The life of photography has been on going since 1827 and doesn't not appear to have an end point any time soon.
The First Photograph
Joseph Nicephore Niepce took the first photograph using the camera obscura. Before this the camera obscura was used merely for viewing and drawing purposes. This photograph took eight hours of sun exposer and would fade away shortly after.
Louis Daguerre and Joseph Nicephore Niepce joined forces in order to combine their techniques. This allowed a faster advancement do to the fact that they could now work simultaneously.
After years of experimentation and the death of partner Joesphe Niepce, Louis Daguerre developed the Daguerreotype. This allowed for a much shorter exposer time, as well as a long lasting photograph that wouldn't change with exposer.
Daguerrotype Popularity Boost
Daguerre along with Niepce's son sold the rights to the Daguerreotype to the french government. This allowed for an immense popularity boost for the Dagguerreotype, and soon studios began popping up all over the place.
Introduced by William Henry Talbot, the Calotype process was the first negative-positive process, which allowed for multiple copies.
First photograph Used in Advertisement
In Philadelphia, the first advertisement with a photograph was released. This greatly increased the popularity of photography.
Wet Plate Negatives
Developed by Frederick Scoff Archer, the wet plate negative allowed for the use of coated glass rather than paper in negatives. Coated glass gave a much more detailed negative.
Patented Hamilton Smith, the Tintype allowed the usage of iron, which was much cheaper than the traditional silver used with Daguerreotypes.
Dry Plate Negatives
This practice allowed the use of a dried gelatin emulsion coating which meant that photographers no longer needed to carry with them a portable darkroom (a flaw with the old wet plate negatives). This made expsoer nearly instantaneous, which meant that hand-held cameras were now possible.
Flexible Roll Film
Invented by George Eastman, the flexible roll film made negatives flexible and unbreakable. This also made the mass production of box cameras possible.
Develpoed by Oskar Barnack, the usage of 35mm film negatives allowed for the picture to be enlarged after taking it, thus shrinking camera size.
Ray Man developes the method of placing objects on photographic paper and exposing the shadow of far off lightbulbs.
Harold "Doc" Edgerton developes strobe photography, which allows for a kind of moving photograph.
Manufactured by Eastman kodak in 1935, Kodachrome was the first mass-produced color film. This not only allowed color pictures, but allowed mass-production by other companies as well.

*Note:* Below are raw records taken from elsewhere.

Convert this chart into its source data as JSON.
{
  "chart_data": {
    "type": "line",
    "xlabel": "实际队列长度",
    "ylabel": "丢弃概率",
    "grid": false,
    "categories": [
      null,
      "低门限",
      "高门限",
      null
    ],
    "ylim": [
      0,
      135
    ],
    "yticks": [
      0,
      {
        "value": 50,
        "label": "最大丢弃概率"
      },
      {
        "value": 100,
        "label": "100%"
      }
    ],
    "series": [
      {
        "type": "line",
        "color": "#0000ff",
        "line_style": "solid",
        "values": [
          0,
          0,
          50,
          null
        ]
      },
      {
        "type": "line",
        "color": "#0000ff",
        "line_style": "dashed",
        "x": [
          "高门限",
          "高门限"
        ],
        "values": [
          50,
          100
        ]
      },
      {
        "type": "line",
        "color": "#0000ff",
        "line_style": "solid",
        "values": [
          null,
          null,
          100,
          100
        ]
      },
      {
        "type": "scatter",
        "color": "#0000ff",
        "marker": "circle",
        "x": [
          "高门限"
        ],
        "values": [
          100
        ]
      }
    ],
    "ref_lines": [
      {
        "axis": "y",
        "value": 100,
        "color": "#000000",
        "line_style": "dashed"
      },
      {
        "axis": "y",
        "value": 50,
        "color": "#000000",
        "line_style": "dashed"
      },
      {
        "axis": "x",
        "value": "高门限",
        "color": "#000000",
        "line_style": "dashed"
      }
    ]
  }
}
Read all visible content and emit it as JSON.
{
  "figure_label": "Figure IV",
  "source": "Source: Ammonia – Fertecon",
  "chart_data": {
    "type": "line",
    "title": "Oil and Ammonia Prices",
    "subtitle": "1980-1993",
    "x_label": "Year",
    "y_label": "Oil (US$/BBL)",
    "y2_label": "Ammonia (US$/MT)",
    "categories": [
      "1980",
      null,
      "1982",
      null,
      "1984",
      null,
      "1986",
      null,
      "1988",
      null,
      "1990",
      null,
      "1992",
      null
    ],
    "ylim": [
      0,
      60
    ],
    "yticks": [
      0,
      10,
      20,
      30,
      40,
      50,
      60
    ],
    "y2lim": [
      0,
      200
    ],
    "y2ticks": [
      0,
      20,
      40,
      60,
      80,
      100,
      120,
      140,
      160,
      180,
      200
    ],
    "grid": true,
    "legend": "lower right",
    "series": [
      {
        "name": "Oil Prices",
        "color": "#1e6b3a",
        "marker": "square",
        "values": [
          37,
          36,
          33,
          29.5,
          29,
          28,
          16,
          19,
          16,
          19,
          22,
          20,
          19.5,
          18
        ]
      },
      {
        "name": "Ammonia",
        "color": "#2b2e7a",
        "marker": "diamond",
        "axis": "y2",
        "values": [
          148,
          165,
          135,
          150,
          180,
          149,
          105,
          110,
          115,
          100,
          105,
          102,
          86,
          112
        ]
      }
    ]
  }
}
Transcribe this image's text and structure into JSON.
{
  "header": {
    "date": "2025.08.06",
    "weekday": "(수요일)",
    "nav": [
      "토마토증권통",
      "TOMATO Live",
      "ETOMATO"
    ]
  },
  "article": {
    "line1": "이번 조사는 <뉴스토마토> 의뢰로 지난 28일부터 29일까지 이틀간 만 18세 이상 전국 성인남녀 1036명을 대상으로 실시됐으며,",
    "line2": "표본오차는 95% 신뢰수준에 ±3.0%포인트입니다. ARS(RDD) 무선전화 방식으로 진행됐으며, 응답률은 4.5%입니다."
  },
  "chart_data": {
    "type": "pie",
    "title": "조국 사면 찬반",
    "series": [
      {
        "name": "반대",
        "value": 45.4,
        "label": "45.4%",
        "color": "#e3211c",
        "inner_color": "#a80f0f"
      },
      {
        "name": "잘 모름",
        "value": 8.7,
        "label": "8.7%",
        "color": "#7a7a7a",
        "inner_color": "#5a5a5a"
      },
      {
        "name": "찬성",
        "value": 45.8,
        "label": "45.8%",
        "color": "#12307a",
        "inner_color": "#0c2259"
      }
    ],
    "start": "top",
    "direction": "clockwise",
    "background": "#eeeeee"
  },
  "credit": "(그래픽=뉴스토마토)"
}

Invented by Edwin Herbert Land, the Polaroid camera allowed pictures to be developed immediatley. This greatley reduced waiting times, and allowed photographers to sell their photographs more efficiently.
The Sutton camera allowed panoramic pictures to be taken.
Developed by Canon, the digital camera negative the need to have photographs developed before viewing. This also allowed photographers to delete unwanted photographs.
Introduced by fuji, the disposable or "single-use" camera gave people the abiblity to take photographs without worying about the camera. This also gave the public the ability to purchase cameras for a much lesser cost.
Kodak releases world first megapixel sensor, allowing for higher quality pictures.
Sharp introduces the first camera phone called the J-Phone. This would open up a whole new idea of photography.
120 Megapixel CMOS Sensor
Canon develops the worls first 120 megapixel sensor. Although it wil not be officially released until 2030, it will allow for the highest quality pixels ever seen.
Sony Releases a 17.7 megapixel sensor for cellular devices. This allows for camera quality pictures in cell phones.